C. S. Lewis on Chronological Snobbery

I personally like reading old books; it comes easy to me. Frankly, I enjoy reading old books. I know that I am a little strange, but that is the way I am wired. Now, that’s not much of an argument to encourage others to read old books. I am aware of that. C.S. Lewis, however, makes a literary/philosophical case for reading old book, and he says it with unmatched penmanship!

In the mid-twentieth century, Lewis wrote the preface to a new translation of  Athanasius’ classic work, On the Incarnation. In it he compels readers to pick up this timeless classic, for it is a treasure for the church. But before he makes the case for this particular book, he demonstrates why it is dangerous for folks to read only new or modern books.

Every age has its own outlook. It is specially good at seeing certain truths and specially liable to make certain mistakes. We all, therefore, need the books that will correct the characteristic mistakes of our own period. And that means old books. All contemporary writers share to some extent the contemporary outlook – even those, like myself, who seem most opposed to it. . . .

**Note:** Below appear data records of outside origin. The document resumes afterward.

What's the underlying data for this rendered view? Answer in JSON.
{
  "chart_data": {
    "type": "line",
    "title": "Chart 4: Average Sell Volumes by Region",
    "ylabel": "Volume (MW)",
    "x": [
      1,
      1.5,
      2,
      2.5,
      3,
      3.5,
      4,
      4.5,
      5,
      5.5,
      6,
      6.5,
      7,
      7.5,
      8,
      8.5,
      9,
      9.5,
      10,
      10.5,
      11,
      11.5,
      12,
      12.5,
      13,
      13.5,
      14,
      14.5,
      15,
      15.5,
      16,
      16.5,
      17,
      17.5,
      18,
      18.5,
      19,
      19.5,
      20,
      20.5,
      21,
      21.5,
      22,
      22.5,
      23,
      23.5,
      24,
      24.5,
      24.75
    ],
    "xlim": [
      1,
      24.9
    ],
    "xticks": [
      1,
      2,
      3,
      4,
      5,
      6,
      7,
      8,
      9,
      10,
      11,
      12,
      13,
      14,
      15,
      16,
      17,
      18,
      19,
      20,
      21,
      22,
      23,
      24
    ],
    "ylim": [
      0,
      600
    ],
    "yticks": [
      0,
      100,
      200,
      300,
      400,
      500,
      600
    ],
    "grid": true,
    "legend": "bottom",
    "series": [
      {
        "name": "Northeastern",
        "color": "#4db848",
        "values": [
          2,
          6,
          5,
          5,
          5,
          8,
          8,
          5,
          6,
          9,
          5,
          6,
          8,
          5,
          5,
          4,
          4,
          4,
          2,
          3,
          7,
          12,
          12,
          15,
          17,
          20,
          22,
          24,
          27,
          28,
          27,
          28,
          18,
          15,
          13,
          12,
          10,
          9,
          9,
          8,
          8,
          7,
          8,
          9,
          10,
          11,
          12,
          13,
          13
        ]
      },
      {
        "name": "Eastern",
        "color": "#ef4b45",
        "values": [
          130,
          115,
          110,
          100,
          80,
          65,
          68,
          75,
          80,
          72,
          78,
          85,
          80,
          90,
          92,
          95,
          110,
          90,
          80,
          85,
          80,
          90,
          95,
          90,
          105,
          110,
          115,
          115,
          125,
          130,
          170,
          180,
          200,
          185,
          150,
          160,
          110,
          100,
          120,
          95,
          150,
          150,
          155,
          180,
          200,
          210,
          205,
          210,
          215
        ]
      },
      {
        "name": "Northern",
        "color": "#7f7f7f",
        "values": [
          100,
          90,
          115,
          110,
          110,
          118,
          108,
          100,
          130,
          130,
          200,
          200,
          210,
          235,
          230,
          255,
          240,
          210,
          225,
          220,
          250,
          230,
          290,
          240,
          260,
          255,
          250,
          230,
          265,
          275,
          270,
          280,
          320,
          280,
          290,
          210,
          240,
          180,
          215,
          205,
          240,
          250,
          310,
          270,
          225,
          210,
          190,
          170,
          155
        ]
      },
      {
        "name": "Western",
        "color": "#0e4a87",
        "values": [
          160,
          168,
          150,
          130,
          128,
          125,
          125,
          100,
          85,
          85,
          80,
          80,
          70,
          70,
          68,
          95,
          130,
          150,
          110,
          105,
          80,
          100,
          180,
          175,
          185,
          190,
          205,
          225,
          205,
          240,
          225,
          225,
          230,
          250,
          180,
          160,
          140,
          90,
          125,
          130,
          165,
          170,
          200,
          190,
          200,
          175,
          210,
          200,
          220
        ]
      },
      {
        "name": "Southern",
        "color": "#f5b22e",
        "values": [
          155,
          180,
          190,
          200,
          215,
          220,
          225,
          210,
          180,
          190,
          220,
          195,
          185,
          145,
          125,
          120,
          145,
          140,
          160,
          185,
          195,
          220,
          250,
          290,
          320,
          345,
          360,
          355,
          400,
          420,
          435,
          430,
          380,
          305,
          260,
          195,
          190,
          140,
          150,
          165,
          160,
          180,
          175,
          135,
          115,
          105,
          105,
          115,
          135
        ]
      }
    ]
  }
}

None of us can fully escape this blindness, but we shall certainly increase it, and weaken our guard against it, if we read only modern books. Where they are true they will give us truths which we half already knew. Where they are false they will aggravate the error with which we are already dangerously ill. The only palliative is to keep the clean sea breeze of the centuries blowing through our minds, and this can be done only by reading old books. Not, of course, that there is any magic about the past. People were no cleverer then than they are now; they made as many mistakes as we. But not the same mistakes. They will not flatter us in the errors we are already committing: and their own errors, being now open and palpable, will not endanger us. Two heads are better than one, not because either is infallible, but because they are unlikely to go wrong in the same direction. To be sure, the books of the future would be just as good a corrective as the books of the past, but unfortunately we cannot get at them.